Dea sempat terpikir, mengapa pemerintah tidak membuat batasan wilayah tempat tinggal dan hubungan antar warganya? Jakarta ada 5 wilayah, bagilah sesuai dengan jumlah agama. Dan kenakan sanksi seberat-beratnya jika ada warga yang berkomukasi atau berhubungan dengan warga yang berkeyakinan beda. Di saat dimana batasan dunia dihapus agar antar warga dunia tak terbatas dengan adanya internet, Indonesia tetap tak memberikan tempat bagi pasangan yang beda keyakinan.

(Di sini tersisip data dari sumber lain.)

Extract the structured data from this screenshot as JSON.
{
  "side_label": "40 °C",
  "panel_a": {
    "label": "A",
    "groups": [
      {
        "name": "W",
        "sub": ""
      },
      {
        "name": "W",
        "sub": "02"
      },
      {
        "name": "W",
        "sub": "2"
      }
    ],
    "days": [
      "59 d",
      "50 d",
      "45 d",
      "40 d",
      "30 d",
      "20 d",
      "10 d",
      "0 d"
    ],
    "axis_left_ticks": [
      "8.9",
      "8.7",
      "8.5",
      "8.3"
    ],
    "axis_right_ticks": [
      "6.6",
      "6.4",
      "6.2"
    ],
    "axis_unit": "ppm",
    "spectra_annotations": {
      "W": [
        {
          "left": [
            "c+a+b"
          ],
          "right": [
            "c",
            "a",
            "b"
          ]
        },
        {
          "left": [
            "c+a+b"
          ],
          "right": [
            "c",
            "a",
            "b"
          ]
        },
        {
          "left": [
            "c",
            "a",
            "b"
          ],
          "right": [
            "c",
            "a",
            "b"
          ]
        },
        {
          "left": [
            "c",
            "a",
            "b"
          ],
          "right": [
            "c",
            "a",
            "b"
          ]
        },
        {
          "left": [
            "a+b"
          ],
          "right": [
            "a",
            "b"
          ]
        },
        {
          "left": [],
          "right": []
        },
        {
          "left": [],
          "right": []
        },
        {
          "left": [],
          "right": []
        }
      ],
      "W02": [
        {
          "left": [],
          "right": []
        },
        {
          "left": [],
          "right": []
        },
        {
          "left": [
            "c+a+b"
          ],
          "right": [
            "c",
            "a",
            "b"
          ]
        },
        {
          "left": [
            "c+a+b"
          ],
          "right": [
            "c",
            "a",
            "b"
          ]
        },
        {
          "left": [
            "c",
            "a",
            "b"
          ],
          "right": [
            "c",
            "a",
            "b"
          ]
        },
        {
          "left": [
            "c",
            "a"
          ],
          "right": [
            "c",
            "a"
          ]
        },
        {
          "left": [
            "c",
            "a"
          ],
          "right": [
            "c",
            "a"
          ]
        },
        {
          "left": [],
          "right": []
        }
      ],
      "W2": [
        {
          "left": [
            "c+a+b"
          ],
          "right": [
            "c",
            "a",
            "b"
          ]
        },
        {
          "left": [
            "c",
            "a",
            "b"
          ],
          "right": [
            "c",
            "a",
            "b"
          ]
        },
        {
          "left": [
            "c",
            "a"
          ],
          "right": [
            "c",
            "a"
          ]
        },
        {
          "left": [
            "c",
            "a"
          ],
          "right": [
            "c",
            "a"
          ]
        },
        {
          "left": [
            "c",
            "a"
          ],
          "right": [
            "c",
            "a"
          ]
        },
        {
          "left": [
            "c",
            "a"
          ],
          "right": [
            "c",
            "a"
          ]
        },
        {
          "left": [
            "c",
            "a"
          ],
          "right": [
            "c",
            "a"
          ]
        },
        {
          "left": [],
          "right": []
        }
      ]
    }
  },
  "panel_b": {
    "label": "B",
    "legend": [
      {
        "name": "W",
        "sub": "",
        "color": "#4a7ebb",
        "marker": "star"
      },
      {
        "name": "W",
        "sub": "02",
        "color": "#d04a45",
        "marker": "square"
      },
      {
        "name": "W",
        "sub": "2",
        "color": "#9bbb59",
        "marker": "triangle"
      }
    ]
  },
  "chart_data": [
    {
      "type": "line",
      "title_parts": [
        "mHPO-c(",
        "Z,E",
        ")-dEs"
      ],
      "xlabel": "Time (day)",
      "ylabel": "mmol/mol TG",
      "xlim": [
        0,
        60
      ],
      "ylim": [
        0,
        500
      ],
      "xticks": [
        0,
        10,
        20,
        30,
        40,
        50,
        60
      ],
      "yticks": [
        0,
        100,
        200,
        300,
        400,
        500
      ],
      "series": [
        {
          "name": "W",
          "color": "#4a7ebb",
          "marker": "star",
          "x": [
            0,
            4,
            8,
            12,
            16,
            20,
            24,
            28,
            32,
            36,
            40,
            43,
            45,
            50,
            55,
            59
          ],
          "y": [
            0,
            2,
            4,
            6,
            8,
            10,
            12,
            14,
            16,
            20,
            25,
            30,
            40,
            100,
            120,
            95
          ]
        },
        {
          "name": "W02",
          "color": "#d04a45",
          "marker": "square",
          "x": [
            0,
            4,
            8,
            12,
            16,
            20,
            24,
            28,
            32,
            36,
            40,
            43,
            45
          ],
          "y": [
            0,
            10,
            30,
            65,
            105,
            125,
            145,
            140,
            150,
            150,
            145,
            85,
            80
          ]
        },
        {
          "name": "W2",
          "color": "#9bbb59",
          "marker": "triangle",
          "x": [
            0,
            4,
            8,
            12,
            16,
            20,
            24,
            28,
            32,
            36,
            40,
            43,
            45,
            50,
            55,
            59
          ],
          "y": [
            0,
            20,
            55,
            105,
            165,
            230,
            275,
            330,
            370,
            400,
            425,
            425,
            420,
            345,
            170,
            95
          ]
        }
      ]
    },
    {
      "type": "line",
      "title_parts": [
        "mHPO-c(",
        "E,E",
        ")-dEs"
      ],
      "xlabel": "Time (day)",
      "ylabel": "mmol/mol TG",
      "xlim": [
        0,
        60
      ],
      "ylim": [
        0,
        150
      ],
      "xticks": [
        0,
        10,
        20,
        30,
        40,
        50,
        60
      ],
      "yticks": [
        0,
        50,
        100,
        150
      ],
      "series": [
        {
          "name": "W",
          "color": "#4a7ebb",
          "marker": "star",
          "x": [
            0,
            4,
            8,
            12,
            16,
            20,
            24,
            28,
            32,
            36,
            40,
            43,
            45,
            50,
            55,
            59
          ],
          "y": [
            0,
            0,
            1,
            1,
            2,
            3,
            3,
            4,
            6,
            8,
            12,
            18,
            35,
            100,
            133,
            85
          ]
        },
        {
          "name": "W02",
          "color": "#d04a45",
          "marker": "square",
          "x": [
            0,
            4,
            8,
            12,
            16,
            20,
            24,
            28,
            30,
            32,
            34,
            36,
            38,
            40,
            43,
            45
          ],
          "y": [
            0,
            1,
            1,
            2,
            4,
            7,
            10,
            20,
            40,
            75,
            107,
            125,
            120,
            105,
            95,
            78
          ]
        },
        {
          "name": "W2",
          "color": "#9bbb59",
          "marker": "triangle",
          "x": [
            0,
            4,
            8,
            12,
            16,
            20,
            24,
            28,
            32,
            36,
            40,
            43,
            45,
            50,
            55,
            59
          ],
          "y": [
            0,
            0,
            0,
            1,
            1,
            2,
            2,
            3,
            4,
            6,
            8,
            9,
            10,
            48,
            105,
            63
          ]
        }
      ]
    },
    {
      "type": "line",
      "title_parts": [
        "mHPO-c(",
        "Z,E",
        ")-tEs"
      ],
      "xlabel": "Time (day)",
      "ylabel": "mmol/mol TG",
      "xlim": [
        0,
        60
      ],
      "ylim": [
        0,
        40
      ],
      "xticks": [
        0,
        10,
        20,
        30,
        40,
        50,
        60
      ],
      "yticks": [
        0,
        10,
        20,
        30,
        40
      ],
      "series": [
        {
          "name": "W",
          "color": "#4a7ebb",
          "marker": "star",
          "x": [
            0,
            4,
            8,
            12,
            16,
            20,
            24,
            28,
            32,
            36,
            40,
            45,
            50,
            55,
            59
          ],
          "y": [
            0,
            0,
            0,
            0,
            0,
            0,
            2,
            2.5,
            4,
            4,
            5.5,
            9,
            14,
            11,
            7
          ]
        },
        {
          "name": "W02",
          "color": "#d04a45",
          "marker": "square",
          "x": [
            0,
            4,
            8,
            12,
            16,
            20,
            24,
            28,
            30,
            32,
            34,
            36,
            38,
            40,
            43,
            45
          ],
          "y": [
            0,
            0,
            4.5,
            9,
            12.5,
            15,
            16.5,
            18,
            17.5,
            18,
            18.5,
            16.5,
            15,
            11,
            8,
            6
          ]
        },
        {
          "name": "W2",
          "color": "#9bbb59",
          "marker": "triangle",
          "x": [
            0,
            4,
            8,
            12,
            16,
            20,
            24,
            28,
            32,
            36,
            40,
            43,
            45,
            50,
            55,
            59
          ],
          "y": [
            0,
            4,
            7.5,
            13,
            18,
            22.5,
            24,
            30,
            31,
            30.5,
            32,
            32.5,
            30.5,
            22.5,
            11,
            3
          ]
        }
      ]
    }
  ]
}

Tenggang rasa dan solidaritas dianggap sesuau yang mustahil ada dan hidup dalam keluarga yang beda keyakinan. Padahal kuncinya sederhana. Ketika kita memberi ruang bagi orang lain menjalankan ibadahnya, maka ruang untuk menghidupkan toleransi dan kasih sayang akan tumbuh semakin luas. Tekanan-tekanan justru datang dari luar keluarga yang tidak ingin melihat orang lain bahagia dalam perbedaan,
Dea mengikuti inadah dengan tenang. Perlahan perasaan galaunya mulai menguap. Doa dan iman kepercayaannya menguatkan dirinya. Ibadah usai, Dea menutup ibadah dengan doa pribadinya. Hanya satu yang Dea sampaikan, Terjadilah apa yang akan terjadi sesuai kehendak Tuhan. Dengan imannya Dea akan menerima karena Dea meyakini Tuhan tidak selalu memberikan apa yang ia inginkan tapi Dea tahu Tuhan pasti memberikan yang terbaik baginya. Dan itu tidak dapat disangkal.
Jakarta tempat Dea dilahirkan. Tempatnya menimba ilmu dan merealisasikannnya dalam pekerjaannya. Merasakan hiruk pikuk warganya dalam setiap peristiwa istimewa. menjalin persahabatan dengan kawan-kawan dari berbagai suku, mengenal aneka ragam kuliner, mengikuti perkembangan pembangunan kota. Dengan segala problematiknya, Jakarta tetap mempesona. Bersolek sepanjang malam dalam balutan tatanan lampu hias. Mengenalkannya dengan cinta. Cinta dewasa antara perempuan dan laki-laki. Cinta yang mengandung rasa mengasihi sekaligus mengandung birahi. Dan terbentur pada perbedaan keyakinan. Membuat cintanya menjadi cinta terlarang. Dea tak mau ambil pusing namun tetap ada sebersit pertanyaan yang mengganjal, Mengapa Tuhan menurunkan Isa dan Muhammad ke dunia?